La police ne minimise pas mon appel. Et déjà rien que pour cela merci. Vous me direz : 'ils font leur travail'. Mais je craignais vraiment qu'on me dise ne pas avoir le temps de traiter mon appel.
Soudain, un métro arrive. Elle feinte d'entrer dans la rame puis reste sur le quai, puis entre vraiment dans la rame. Je la suis, mes enfants avec moi. Elle me bouscule. Puis, elle ressort un instant après. Nous faisons de même.
Là je lui dis :" Madame, je ne vais pas vous lâcher jusqu'à ce que la police arrive. S'il faut que je vous colle aux basques pour que vous assumiez les horreurs que vous avez exprimées devant mes enfants, je le ferais".

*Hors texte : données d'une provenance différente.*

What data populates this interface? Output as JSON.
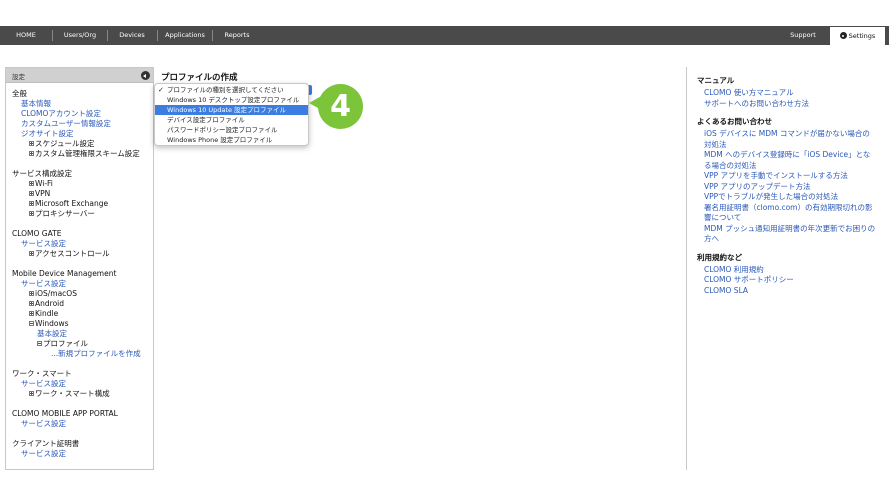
{
  "nav": {
    "items": [
      "HOME",
      "Users/Org",
      "Devices",
      "Applications",
      "Reports"
    ],
    "support": "Support",
    "settings": "Settings"
  },
  "sidebar": {
    "header": "設定",
    "sections": [
      {
        "title": "全般",
        "rows": [
          {
            "text": "基本情報",
            "kind": "link",
            "indent": 1
          },
          {
            "text": "CLOMOアカウント設定",
            "kind": "link",
            "indent": 1
          },
          {
            "text": "カスタムユーザー情報設定",
            "kind": "link",
            "indent": 1
          },
          {
            "text": "ジオサイト設定",
            "kind": "link",
            "indent": 1
          },
          {
            "text": "スケジュール設定",
            "kind": "tree",
            "indent": 2,
            "box": "plus"
          },
          {
            "text": "カスタム管理権限スキーム設定",
            "kind": "tree",
            "indent": 2,
            "box": "plus"
          }
        ]
      },
      {
        "title": "サービス構成設定",
        "rows": [
          {
            "text": "Wi-Fi",
            "kind": "tree",
            "indent": 2,
            "box": "plus"
          },
          {
            "text": "VPN",
            "kind": "tree",
            "indent": 2,
            "box": "plus"
          },
          {
            "text": "Microsoft Exchange",
            "kind": "tree",
            "indent": 2,
            "box": "plus"
          },
          {
            "text": "プロキシサーバー",
            "kind": "tree",
            "indent": 2,
            "box": "plus"
          }
        ]
      },
      {
        "title": "CLOMO GATE",
        "rows": [
          {
            "text": "サービス設定",
            "kind": "link",
            "indent": 1
          },
          {
            "text": "アクセスコントロール",
            "kind": "tree",
            "indent": 2,
            "box": "plus"
          }
        ]
      },
      {
        "title": "Mobile Device Management",
        "rows": [
          {
            "text": "サービス設定",
            "kind": "link",
            "indent": 1
          },
          {
            "text": "iOS/macOS",
            "kind": "tree",
            "indent": 2,
            "box": "plus"
          },
          {
            "text": "Android",
            "kind": "tree",
            "indent": 2,
            "box": "plus"
          },
          {
            "text": "Kindle",
            "kind": "tree",
            "indent": 2,
            "box": "plus"
          },
          {
            "text": "Windows",
            "kind": "tree",
            "indent": 2,
            "box": "minus"
          },
          {
            "text": "基本設定",
            "kind": "link",
            "indent": 3
          },
          {
            "text": "プロファイル",
            "kind": "tree",
            "indent": 3,
            "box": "minus"
          },
          {
            "text": "...新規プロファイルを作成",
            "kind": "link",
            "indent": 4
          }
        ]
      },
      {
        "title": "ワーク・スマート",
        "rows": [
          {
            "text": "サービス設定",
            "kind": "link",
            "indent": 1
          },
          {
            "text": "ワーク・スマート構成",
            "kind": "tree",
            "indent": 2,
            "box": "plus"
          }
        ]
      },
      {
        "title": "CLOMO MOBILE APP PORTAL",
        "rows": [
          {
            "text": "サービス設定",
            "kind": "link",
            "indent": 1
          }
        ]
      },
      {
        "title": "クライアント証明書",
        "rows": [
          {
            "text": "サービス設定",
            "kind": "link",
            "indent": 1
          }
        ]
      }
    ]
  },
  "main": {
    "title": "プロファイルの作成",
    "dropdown": [
      {
        "text": "プロファイルの種別を選択してください",
        "checked": true,
        "selected": false
      },
      {
        "text": "Windows 10 デスクトップ設定プロファイル",
        "checked": false,
        "selected": false
      },
      {
        "text": "Windows 10 Update 設定プロファイル",
        "checked": false,
        "selected": true
      },
      {
        "text": "デバイス設定プロファイル",
        "checked": false,
        "selected": false
      },
      {
        "text": "パスワードポリシー設定プロファイル",
        "checked": false,
        "selected": false
      },
      {
        "text": "Windows Phone 設定プロファイル",
        "checked": false,
        "selected": false
      }
    ],
    "callout": "4"
  },
  "right_panel": {
    "groups": [
      {
        "title": "マニュアル",
        "links": [
          "CLOMO 使い方マニュアル",
          "サポートへのお問い合わせ方法"
        ]
      },
      {
        "title": "よくあるお問い合わせ",
        "links": [
          "iOS デバイスに MDM コマンドが届かない場合の対処法",
          "MDM へのデバイス登録時に「iOS Device」となる場合の対処法",
          "VPP アプリを手動でインストールする方法",
          "VPP アプリのアップデート方法",
          "VPPでトラブルが発生した場合の対処法",
          "署名用証明書（clomo.com）の有効期限切れの影響について",
          "MDM プッシュ通知用証明書の年次更新でお困りの方へ"
        ]
      },
      {
        "title": "利用規約など",
        "links": [
          "CLOMO 利用規約",
          "CLOMO サポートポリシー",
          "CLOMO SLA"
        ]
      }
    ]
  },
  "colors": {
    "accent": "#3b7de0",
    "callout": "#7cc53a",
    "link": "#2a58b8",
    "navbar": "#4a4a4a"
  }
}
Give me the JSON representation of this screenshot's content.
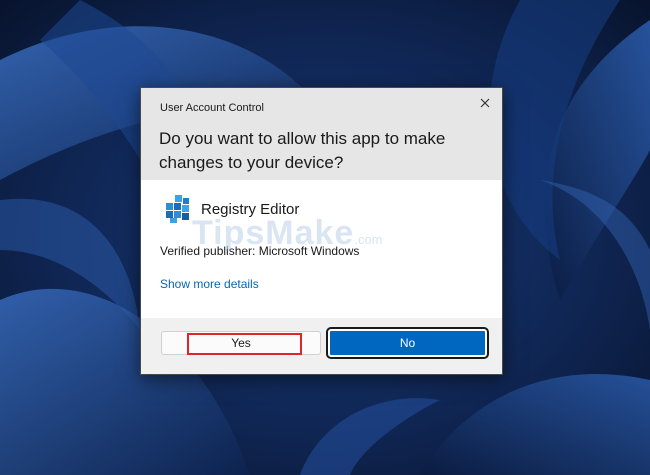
{
  "desktop": {
    "background_color": "#0c1a36",
    "accent_color": "#1a4f9c"
  },
  "dialog": {
    "caption": "User Account Control",
    "question": "Do you want to allow this app to make changes to your device?",
    "close_icon": "close-icon",
    "app": {
      "name": "Registry Editor",
      "icon": "registry-editor-icon"
    },
    "publisher": "Verified publisher: Microsoft Windows",
    "details_link": "Show more details",
    "buttons": {
      "yes_label": "Yes",
      "no_label": "No"
    },
    "highlight_color": "#e0262a",
    "primary_button_color": "#0067c0"
  },
  "watermark": {
    "text": "TipsMake",
    "suffix": ".com"
  }
}
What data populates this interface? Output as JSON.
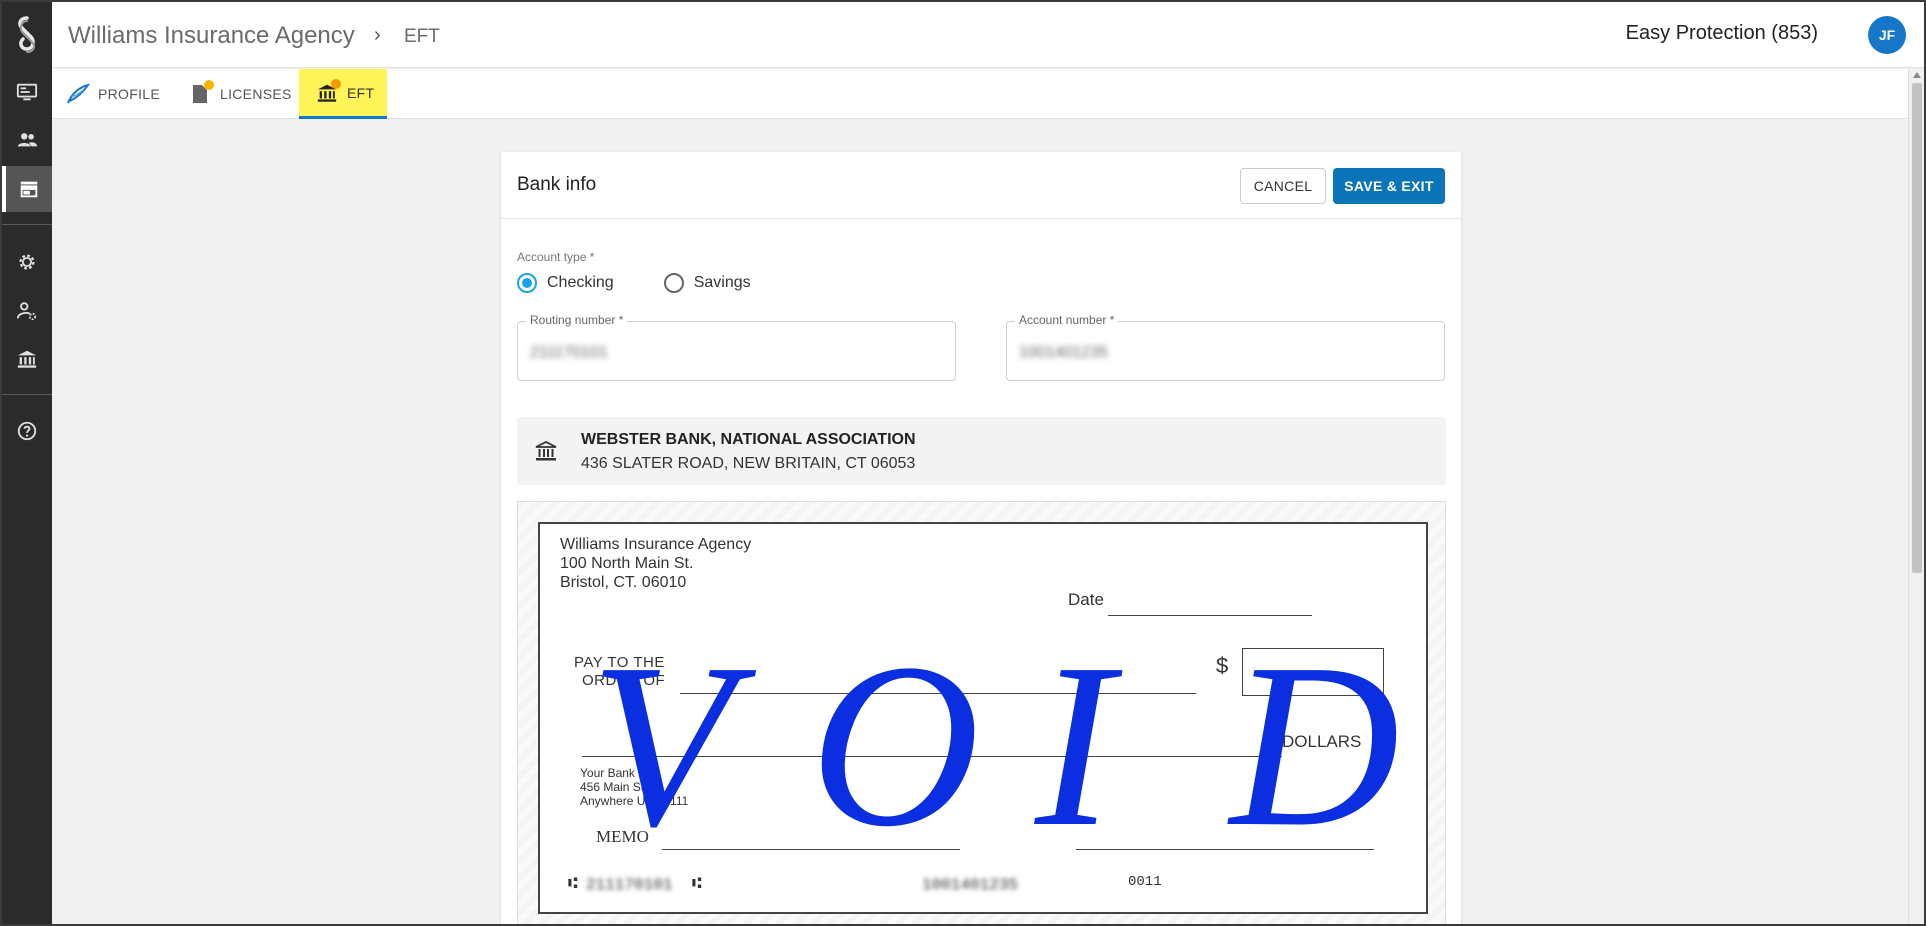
{
  "sidebar": {
    "items": [
      {
        "icon": "desktop-icon"
      },
      {
        "icon": "people-icon"
      },
      {
        "icon": "store-icon",
        "active": true
      },
      {
        "icon": "gear-icon"
      },
      {
        "icon": "user-settings-icon"
      },
      {
        "icon": "bank-icon"
      },
      {
        "icon": "help-icon"
      }
    ]
  },
  "header": {
    "breadcrumb_main": "Williams Insurance Agency",
    "breadcrumb_sep": "›",
    "breadcrumb_current": "EFT",
    "org": "Easy Protection (853)",
    "avatar_initials": "JF"
  },
  "tabs": [
    {
      "label": "PROFILE",
      "icon": "feather-icon"
    },
    {
      "label": "LICENSES",
      "icon": "document-icon",
      "badge": true
    },
    {
      "label": "EFT",
      "icon": "bank-icon",
      "badge": true,
      "active": true
    }
  ],
  "card": {
    "title": "Bank info",
    "cancel_label": "CANCEL",
    "save_label": "SAVE & EXIT",
    "account_type_label": "Account type *",
    "options": [
      "Checking",
      "Savings"
    ],
    "selected_option": "Checking",
    "routing_label": "Routing number *",
    "routing_value": "211170101",
    "account_label": "Account number *",
    "account_value": "1001401235",
    "bank_name": "WEBSTER BANK, NATIONAL ASSOCIATION",
    "bank_address": "436 SLATER ROAD, NEW BRITAIN, CT 06053"
  },
  "check": {
    "payer_name": "Williams Insurance Agency",
    "payer_street": "100 North Main St.",
    "payer_city": "Bristol, CT. 06010",
    "date_label": "Date",
    "pay_to_line1": "PAY TO THE",
    "pay_to_line2": "ORDER OF",
    "dollar_sign": "$",
    "dollars_label": "DOLLARS",
    "bank_line1": "Your Bank",
    "bank_line2": "456 Main St",
    "bank_line3": "Anywhere US 10111",
    "memo_label": "MEMO",
    "micr_routing": "211170101",
    "micr_account": "1001401235",
    "micr_check_no": "0011",
    "void_text": "VOID",
    "void_color": "#0a2ee0"
  }
}
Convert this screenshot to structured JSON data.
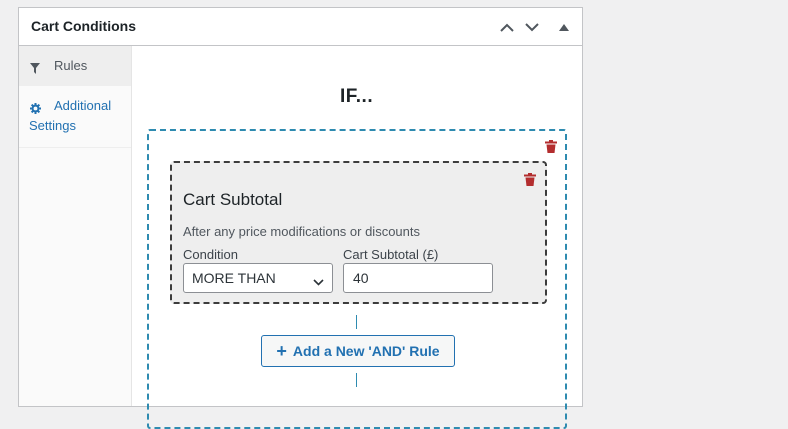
{
  "panel": {
    "title": "Cart Conditions"
  },
  "sidebar": {
    "items": [
      {
        "label": "Rules",
        "icon": "filter-icon",
        "active": true
      },
      {
        "label_line1": "Additional",
        "label_line2": "Settings",
        "icon": "gear-icon",
        "active": false
      }
    ]
  },
  "main": {
    "if_label": "IF...",
    "rule": {
      "title": "Cart Subtotal",
      "description": "After any price modifications or discounts",
      "condition_label": "Condition",
      "condition_value": "MORE THAN",
      "subtotal_label": "Cart Subtotal (£)",
      "subtotal_value": "40"
    },
    "add_and_rule_label": "Add a New 'AND' Rule"
  },
  "colors": {
    "accent": "#2271b1",
    "group_border": "#2e8bb0",
    "trash": "#b32d2e"
  }
}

Elle dit qu'elle appelle elle aussi quelqu'un qu'elle connait qui est avocat. Là, sur le quai, un monsieur arrive. Il me demande ce qui se passe. Je lui raconte. Il est désolé. Un autre métro arrive. Elle entre dans le métro. J'entre également. Le monsieur aussi.
Le monsieur prend ma défense. Je suis à deux doigts de chialer. C'est bête n'est ce pas ? Mais c'est très rare des personnes qui osent intervenir dans l'espace public parisien. En général, c'est souvent l'indifférence.
Il dit très fort dans la rame pour que tout le monde entende bien :" Et bien madame, allez-y dites tout haut ce que vous avez dit à cette femme et ses enfants ? Assumez vos propos racistes devant tous ces passagers !" La dame ne dit rien. Quel bien fou ce soutien
J'ai toujours la police en attente au téléphone. Je lui dis :" merci infiniment". Il me répond :"Ne me remerciez pas. Je ne supporte pas le racisme. On ne doit pas accepter ça".
La dame descend deux stations plus tard, à Saint-Georges (métro ligne 12 et pas 2). Je ne la lâche pas. Nous descendons aussi. Le monsieur également. La police dit qu'elle arrive. Je suis rassurée. La dame s'assoit sur le quai. Nous attendons à côté.
Elle est au téléphone avec son père. Il demande à me parler, je refuse. Il demande à parler au monsieur qui accepte. Il dit que c'est inutile de mêler la police à cela (bah voyons), que sa fille a des problèmes de santé qui fait qu'elle sur-réagit (bah voyons bis).
La cheffe de gare arrive, une première fois pour nous dire que la police va arriver, une deuxième pour nous annoncer que finalement elle ne viendra pas, prise dans d'autres urgences.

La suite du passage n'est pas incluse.